Initially it was like pulling teeth, because writing is such a different creative process for me. I started writing the book in longhand. The editor helped me with the Table of Contents, which was the outline. That helped organize the disparate thoughts. I planned to dictate to Kelly and she was going to type it, but I ended up learning word processing and typed it on a computer. My brain is nonlinear, so being able to cut and paste on the computer helped a ton.
I wrote everything inside of six months. The pictures were done first, so I could write to the image.
So are you thinking about another book?
Three-fourths of the way through writing this, I went from never wanting to do this again to having all these great ideas for books. We went to a book-signing in San Francisco last month and finally met the Chronicle people for the first time. I suggested another idea, which I’m keeping on the back burner. There was a chapter of this book that got cut that was devoted to truisms, and it seems like they cut it because they might want me to develop that into another book.
Do you worry about revealing your trade secrets in your detailed descriptions of three ways to make a wooden spoon?
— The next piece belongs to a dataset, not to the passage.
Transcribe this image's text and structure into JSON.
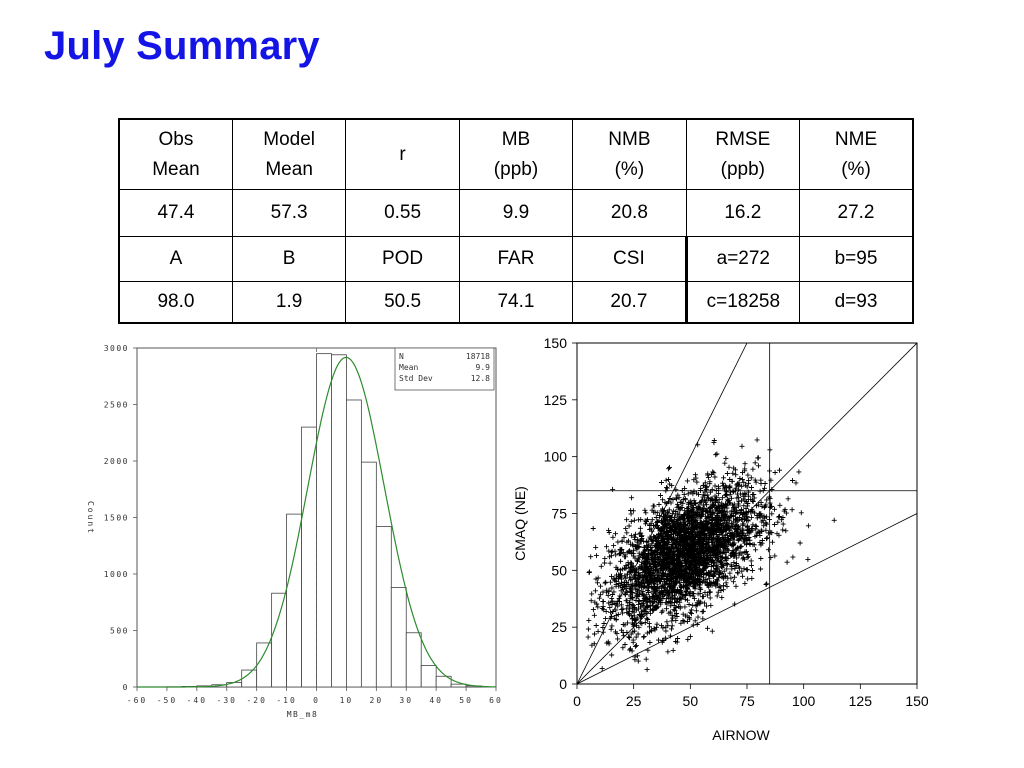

People say, “Why share all your secrets?” But I don’t own them. You can give the same recipe to two different cooks and get two different dishes. Why be so protective? It’s just spoons; I’m not divulging any secrets about our business.
Was it hard spending time out of the shop on the book?
It was a fun project. It got me out of the shop in a way I would not have done previously. In retrospect, it was a totally healthy challenge for someone who likes to be buried in dust most of the time. It was good to be out talking about ideas, and having discussions with people out of the shop publicly was really enriching for me.